Fausto, água-forte de Rembrandt.
Informações gerais
Primeira aparição Historia von dr. Johann Fausten
Criado por Lenda Popular Alemã
Editora Johann Spiess (entre muitos outros)
Informações pessoais
Nome original Doutor Fausto
Pseudônimos Faust
Nascimento 1480
Morte 1540 (60 anos)
Origem Alemanha
Características físicas
Espécie Humano
Sexo Masculino
Informações profissionais
Ocupação médico, mago, alquimista
 Nota: Para outros significados, veja Fausto (desambiguação).
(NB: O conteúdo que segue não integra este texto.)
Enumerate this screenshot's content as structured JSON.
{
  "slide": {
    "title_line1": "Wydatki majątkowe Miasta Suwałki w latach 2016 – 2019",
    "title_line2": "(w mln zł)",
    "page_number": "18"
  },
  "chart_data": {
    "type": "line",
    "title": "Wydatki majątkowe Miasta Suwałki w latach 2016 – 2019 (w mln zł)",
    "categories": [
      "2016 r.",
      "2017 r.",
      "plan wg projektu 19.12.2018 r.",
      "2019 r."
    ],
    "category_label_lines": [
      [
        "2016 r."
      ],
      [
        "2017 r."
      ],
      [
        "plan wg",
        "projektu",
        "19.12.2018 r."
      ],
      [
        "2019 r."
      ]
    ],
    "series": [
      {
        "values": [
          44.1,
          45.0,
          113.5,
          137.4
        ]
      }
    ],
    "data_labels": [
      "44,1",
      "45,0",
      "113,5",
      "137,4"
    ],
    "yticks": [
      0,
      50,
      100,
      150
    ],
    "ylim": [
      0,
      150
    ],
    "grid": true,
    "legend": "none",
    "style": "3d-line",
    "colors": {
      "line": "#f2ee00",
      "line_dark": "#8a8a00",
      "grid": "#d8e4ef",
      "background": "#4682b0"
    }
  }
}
Fausto é o protagonista de uma popular lenda alemã de um pacto com o demônio, baseada no médico, mago e alquimista alemão Dr. Johannes Georg Faust (1480-1540). O nome Fausto tem sido usado como base de diversos textos literários, o mais famoso deles a peça teatral do autor Goethe, que foi produzida em duas partes, escrita e reescrita ao longo de quase sessenta anos. A primeira parte — mais famosa — foi publicada em 1806 e a segunda, em 1832 — às vésperas da morte do autor.
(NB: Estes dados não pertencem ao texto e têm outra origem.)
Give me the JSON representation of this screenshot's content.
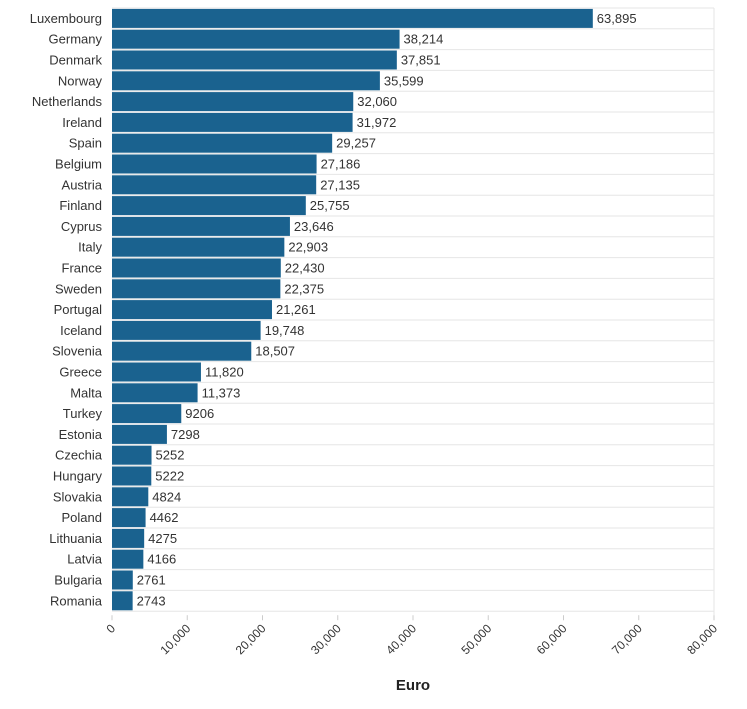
{
  "chart_data": {
    "type": "bar",
    "orientation": "horizontal",
    "categories": [
      "Luxembourg",
      "Germany",
      "Denmark",
      "Norway",
      "Netherlands",
      "Ireland",
      "Spain",
      "Belgium",
      "Austria",
      "Finland",
      "Cyprus",
      "Italy",
      "France",
      "Sweden",
      "Portugal",
      "Iceland",
      "Slovenia",
      "Greece",
      "Malta",
      "Turkey",
      "Estonia",
      "Czechia",
      "Hungary",
      "Slovakia",
      "Poland",
      "Lithuania",
      "Latvia",
      "Bulgaria",
      "Romania"
    ],
    "values": [
      63895,
      38214,
      37851,
      35599,
      32060,
      31972,
      29257,
      27186,
      27135,
      25755,
      23646,
      22903,
      22430,
      22375,
      21261,
      19748,
      18507,
      11820,
      11373,
      9206,
      7298,
      5252,
      5222,
      4824,
      4462,
      4275,
      4166,
      2761,
      2743
    ],
    "value_labels": [
      "63,895",
      "38,214",
      "37,851",
      "35,599",
      "32,060",
      "31,972",
      "29,257",
      "27,186",
      "27,135",
      "25,755",
      "23,646",
      "22,903",
      "22,430",
      "22,375",
      "21,261",
      "19,748",
      "18,507",
      "11,820",
      "11,373",
      "9206",
      "7298",
      "5252",
      "5222",
      "4824",
      "4462",
      "4275",
      "4166",
      "2761",
      "2743"
    ],
    "title": "",
    "xlabel": "Euro",
    "ylabel": "",
    "xlim": [
      0,
      80000
    ],
    "ticks": [
      0,
      10000,
      20000,
      30000,
      40000,
      50000,
      60000,
      70000,
      80000
    ],
    "tick_labels": [
      "0",
      "10,000",
      "20,000",
      "30,000",
      "40,000",
      "50,000",
      "60,000",
      "70,000",
      "80,000"
    ],
    "bar_color": "#1a628f",
    "grid": true
  }
}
Considerado símbolo cultural da modernidade, Fausto é um poema de proporções épicas que relata a tragédia do Doutor Fausto, homem das ciências que, desiludido com o conhecimento de seu tempo, faz um pacto com o demônio Mefistófeles, que o enche com a energia satânica insufladora da paixão pela técnica e pelo progresso.

O Fausto histórico[editar | editar código-fonte]

Não são muitas as fontes que se referem a Johann Georg Faust e as de que se têm conhecimento apresentam muitas informações incompletas ou conflitantes, além de poderem ser apócrifas.

Knittlingen, Helmstadt e Roda (atualmente Stadtroda) são indicados como os possíveis locais de nascimento de Doutor Fausto. É em Knittlingen, entretanto, que se encontram hoje o Faust-Museum e o Faust-Archive (Museu e Arquivo de Fausto).

Também não há consenso quanto ao ano de nascimento de Johann Faust. Há fontes que indicam que este teria ocorrido em 1466, em 1478 e, finalmente, entre 1480 e 1481, informação contida na maioria dos textos sobre a personagem histórica. As informações comuns entre as diferentes fontes é que Doutor Fausto teria estudado para tornar-se alquimista, astrólogo, mago e vidente. O teólogo protestante Filipe Melâncton, que viveu em período próximo ao de Fausto (1497-1560), produziu um texto em que consta que Fausto teria estudado em Cracóvia, onde a magia era, então, matéria curricular. O teólogo menciona, também, uma conferência que teria sido realizada por Fausto em 1539, na qual "muitas pessoas se deixaram iludir". Quando Doutor Fausto morre, em 1540/1541, Melanchton menciona que muitos acreditavam que sua morte teria sido obra do diabo e admite a hipótese de tratar-se de morte sobrenatural.

O Fausto apócrifo[editar | editar código-fonte]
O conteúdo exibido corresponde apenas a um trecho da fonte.